Anthony, who contributed a co-authored chapter with Watkins on
African Americans' "legacy of firsts" at the U.
of I. architecture school to the forthcoming book
"Remembering Brown at Fifty: The University of Illinois
Commemorates Brown v. Board of Education" (U. of I. Press),
said she hopes the Web project and museum exhibit serve a purpose
that goes beyond simply bringing buried history to the
surface.
"The overall message I hope it will convey is to light a
spark – to capture the imagination and to inspire potential
students and others who find this information, especially
African-American schoolchildren who may be motivated by the
information they find here, to pursue a career in
architecture."
That's important, she said, because "despite the
gains made by the historic Brown v. Board of Education court
decision in the past half-century, the number of African
Americans in architectural education and practice still remains
astonishingly low, particularly in comparison to counterparts in
professions in law and medicine."
Among the problems that need to be addressed, she noted, is
one of representation. In "The Canon and the Void: Gender,
Race and Architectural History Texts," an article just
published in the Journal of Architectural Education, Anthony and
doctoral student Meltem O. Gurel document their examination of
history texts assigned at 14 leading architecture schools.

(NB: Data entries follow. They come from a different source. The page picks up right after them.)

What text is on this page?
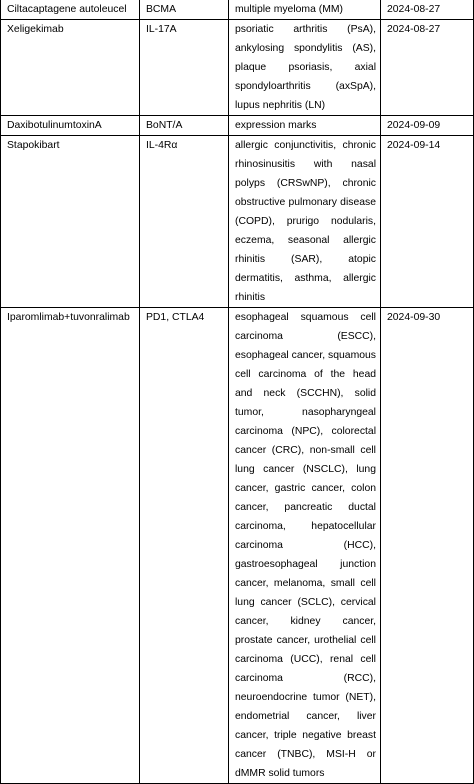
Ciltacaptagene autoleucel	BCMA	multiple myeloma (MM)	2024-08-27
Xeligekimab	IL-17A	psoriatic arthritis (PsA), ankylosing spondylitis (AS), plaque psoriasis, axial spondyloarthritis (axSpA), lupus nephritis (LN)	2024-08-27
DaxibotulinumtoxinA	BoNT/A	expression marks	2024-09-09
Stapokibart	IL-4Rα	allergic conjunctivitis, chronic rhinosinusitis with nasal polyps (CRSwNP), chronic obstructive pulmonary disease (COPD), prurigo nodularis, eczema, seasonal allergic rhinitis (SAR), atopic dermatitis, asthma, allergic rhinitis	2024-09-14
Iparomlimab+tuvonralimab	PD1, CTLA4	esophageal squamous cell carcinoma (ESCC), esophageal cancer, squamous cell carcinoma of the head and neck (SCCHN), solid tumor, nasopharyngeal carcinoma (NPC), colorectal cancer (CRC), non-small cell lung cancer (NSCLC), lung cancer, gastric cancer, colon cancer, pancreatic ductal carcinoma, hepatocellular carcinoma (HCC), gastroesophageal junction cancer, melanoma, small cell lung cancer (SCLC), cervical cancer, kidney cancer, prostate cancer, urothelial cell carcinoma (UCC), renal cell carcinoma (RCC), neuroendocrine tumor (NET), endometrial cancer, liver cancer, triple negative breast cancer (TNBC), MSI-H or dMMR solid tumors	2024-09-30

Despite lip service within the field regarding "the
importance of women and African Americans as critics, creators
and consumers of the built environment," Anthony noted,
"our analysis of these history texts revealed that
contributions of women remain only marginally represented in the
grand narrative of architecture. And for the most part, African
Americans are omitted altogether."
The continued exclusion of these architects and their
contributions from the canon does little to encourage women and
minorities to pursue careers in the field, she said.
And no one brings that point home for Anthony better than
Howlett, reflecting on what he learned through the Web-site
design project and coursework with his U. of I. professor.
"Just being able to name African-American architects has
had a great effect on me personally," Howlett said.
"In order to succeed, you have to see someone who looks
like you.
"I hope that people, especially African-American youth,
walk away (after viewing the Web site or exhibit) knowing that
they can do anything that they put their minds to. Most of the
older alumni went through the program when segregation was at an
all-time high, and they still made it through. We minorities in
current-day society should take a lesson from them. Success is
the honor we pay those who have gone before us."